I don’t feel like I can divulge more details, but I’ll say that things are not good.
Everything that I have disliked about being here has culminated into complete and utter disdain.
I can hear the Korean teachers talk about us, though I can not understand what they’re saying. I don’t assume it’s anything positive.
Being in the classroom is so much fun and I genuinely love working with the kids. However, the work environment here is far from healthy. The hours are long, often with little time for breaks. The attitudes are passive aggressive, at best. Standing up for yourself puts you at risk for verbal abuse and belittlement from your superiors.
Furthermore, entire schedules are shifted around with no notice, leaving you with a headache and no time to plan lessons. I do not understand how anything gets done efficiently. When the head teacher gives out a new schedule, I sit with my co-workers and try to solve the cryptic paper before us. It almost always ends with a shrug and a guess, as we’re too nervous to ask anyone else.

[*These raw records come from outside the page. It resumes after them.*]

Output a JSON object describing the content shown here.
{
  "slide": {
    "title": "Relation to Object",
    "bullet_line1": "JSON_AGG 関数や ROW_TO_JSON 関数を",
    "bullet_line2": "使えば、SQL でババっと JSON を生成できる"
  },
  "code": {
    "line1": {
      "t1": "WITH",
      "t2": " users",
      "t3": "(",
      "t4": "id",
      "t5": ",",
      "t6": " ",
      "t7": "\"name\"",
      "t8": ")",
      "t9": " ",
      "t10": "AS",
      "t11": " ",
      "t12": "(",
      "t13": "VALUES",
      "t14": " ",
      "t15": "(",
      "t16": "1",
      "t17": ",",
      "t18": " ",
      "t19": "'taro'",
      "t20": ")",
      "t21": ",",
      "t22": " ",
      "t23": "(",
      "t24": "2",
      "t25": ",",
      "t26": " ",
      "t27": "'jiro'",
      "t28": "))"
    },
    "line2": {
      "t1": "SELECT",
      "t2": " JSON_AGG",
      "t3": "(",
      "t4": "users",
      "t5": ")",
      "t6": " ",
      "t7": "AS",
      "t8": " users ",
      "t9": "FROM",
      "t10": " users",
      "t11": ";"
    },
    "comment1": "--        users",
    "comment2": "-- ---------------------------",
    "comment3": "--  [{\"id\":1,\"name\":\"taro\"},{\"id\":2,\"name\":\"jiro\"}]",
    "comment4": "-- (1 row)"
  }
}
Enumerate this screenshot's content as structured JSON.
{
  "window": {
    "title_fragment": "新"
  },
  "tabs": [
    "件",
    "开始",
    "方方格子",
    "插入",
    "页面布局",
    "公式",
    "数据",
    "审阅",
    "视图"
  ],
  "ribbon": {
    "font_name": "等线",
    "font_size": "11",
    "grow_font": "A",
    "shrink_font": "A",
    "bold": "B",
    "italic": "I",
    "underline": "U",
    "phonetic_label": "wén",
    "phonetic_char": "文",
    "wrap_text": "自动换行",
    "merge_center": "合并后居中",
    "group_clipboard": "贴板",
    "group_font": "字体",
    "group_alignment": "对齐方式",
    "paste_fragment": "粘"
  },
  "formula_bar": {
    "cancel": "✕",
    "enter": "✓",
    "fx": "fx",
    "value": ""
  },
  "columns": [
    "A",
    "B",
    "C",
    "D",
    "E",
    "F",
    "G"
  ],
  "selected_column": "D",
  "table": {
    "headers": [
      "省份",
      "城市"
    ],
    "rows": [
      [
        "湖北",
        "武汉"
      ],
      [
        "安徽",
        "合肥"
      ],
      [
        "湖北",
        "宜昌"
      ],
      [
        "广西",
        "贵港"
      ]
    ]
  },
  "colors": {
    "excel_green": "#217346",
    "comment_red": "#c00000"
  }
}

Mostly, though, I just feel bad for the kids. The time that students spend taking tests is incredible. They aren’t official or mandated by the government. I believe they are simply given to promote “diligence” and “education.”
I don’t remember if I’ve written about this before, but most Korean students have at least a twelve hour school day. For high school students, bump that number up a bit. This makes me so sad because kids don’t actually have any time to be kids. Their lives are consumed by studying and taking tests. The contrast between my elementary and middle school students is shocking. While my younger students are full of energy and want to play games, my older students mostly sit at their desks, heads down, completely drained of any life or emotion.
For now, I’ll shut up and do as I’m told. But the lack of autonomy and constant fear of scrutiny is essentially crushing my soul.